The next step involves familiarity: we get more and more familiar with this God through coming to know the depth of love that God bestows. This happens on several levels. One can simply use the wonders of nature to try to imagine the One who brought all this about—the beauty, the power, the quiet, the wonder. One can also avail oneself of the Scriptures which are the recorded effects of God’s revelation of Godself in history.
As we can see from its sheer size, the Old Testament—the record of God’s involvement with Ancient Israel—remains the substantial course of revelation, we also know that the intensity of the New Testament record of the deeds of Jesus and his followers are a particularly powerful source of ways to come to know God through Jesus and the Holy Spirit. As we familiarize ourselves with these steps, as we come to enjoy discovering more of God, God and the human disclose each other more profoundly to each other. The most familiar way to think about this dialogue with God is prayer. As we pray, our lives are changed.

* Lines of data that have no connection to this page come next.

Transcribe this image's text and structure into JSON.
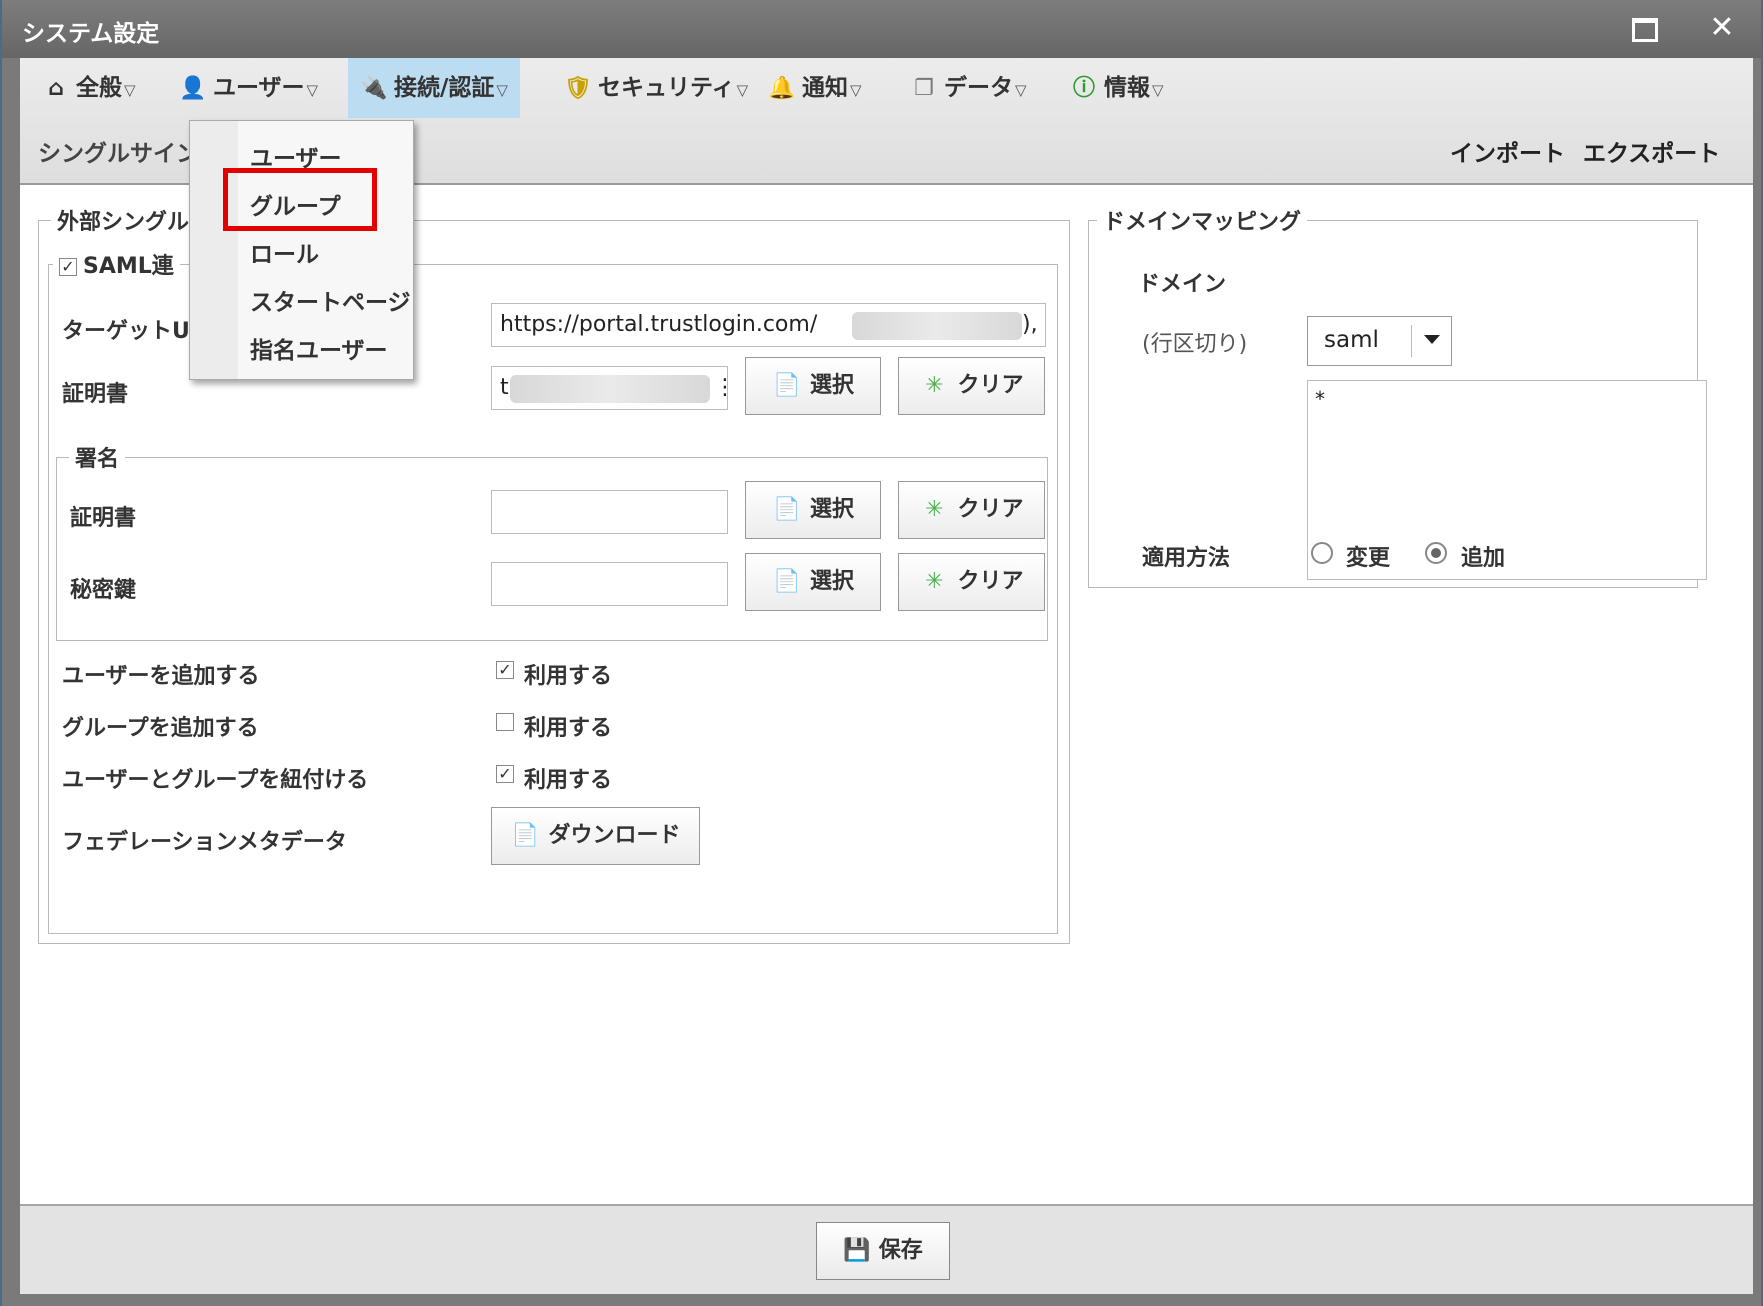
{
  "window": {
    "title": "システム設定",
    "maximize_icon": "maximize-icon",
    "close_glyph": "✕"
  },
  "menubar": {
    "items": [
      {
        "label": "全般",
        "icon": "home-icon",
        "glyph": "⌂"
      },
      {
        "label": "ユーザー",
        "icon": "user-icon",
        "glyph": "👤"
      },
      {
        "label": "接続/認証",
        "icon": "plug-icon",
        "glyph": "🔌"
      },
      {
        "label": "セキュリティ",
        "icon": "shield-icon",
        "glyph": "🛡"
      },
      {
        "label": "通知",
        "icon": "bell-icon",
        "glyph": "🔔"
      },
      {
        "label": "データ",
        "icon": "copy-icon",
        "glyph": "❐"
      },
      {
        "label": "情報",
        "icon": "info-icon",
        "glyph": "ⓘ"
      }
    ],
    "arrow": "▽",
    "submenu_left": "シングルサイン",
    "import_label": "インポート",
    "export_label": "エクスポート"
  },
  "dropdown": {
    "items": [
      "ユーザー",
      "グループ",
      "ロール",
      "スタートページ",
      "指名ユーザー"
    ],
    "highlighted": "グループ"
  },
  "sso": {
    "legend": "外部シングル",
    "saml_legend": "SAML連",
    "saml_checked": true,
    "target_url_label": "ターゲットUF",
    "target_url_value": "https://portal.trustlogin.com/",
    "target_url_tail": "),",
    "cert_label": "証明書",
    "cert_value": "t",
    "cert_tail": "⋮",
    "select_label": "選択",
    "clear_label": "クリア",
    "signature": {
      "legend": "署名",
      "cert_label": "証明書",
      "key_label": "秘密鍵"
    },
    "options": [
      {
        "label": "ユーザーを追加する",
        "check_label": "利用する",
        "checked": true
      },
      {
        "label": "グループを追加する",
        "check_label": "利用する",
        "checked": false
      },
      {
        "label": "ユーザーとグループを紐付ける",
        "check_label": "利用する",
        "checked": true
      }
    ],
    "metadata_label": "フェデレーションメタデータ",
    "download_label": "ダウンロード"
  },
  "domain_mapping": {
    "legend": "ドメインマッピング",
    "domain_label": "ドメイン",
    "domain_value": "saml",
    "lines_label": "(行区切り)",
    "lines_value": "*",
    "apply_label": "適用方法",
    "apply_options": [
      {
        "label": "変更",
        "selected": false
      },
      {
        "label": "追加",
        "selected": true
      }
    ]
  },
  "footer": {
    "save_label": "保存"
  }
}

This leads us to a final step, when we commit ourselves to placing God at the center of our lives and living in accord with the values of life and love that God has revealed To be committed in this ways simply means that God has become the source of our understanding and our growth; and that this growth happens in a regular, even a disciplined, way.
Connecting Others
As we become familiar with God in this personal way (and many of us are even if we do not fully realize it) then we can see how to help others have a relationship with God as well. Parents can easily see how this can become a regular part of the experience they have with their children. Close friends will find themselves expressing their relationship with God as part of a conversation with others—not by “shoving God down their throats” but simply by opening up the relationship one has begin God to others.
This is, for example, how discipleship spreads: from person to person; from relationship to relationship.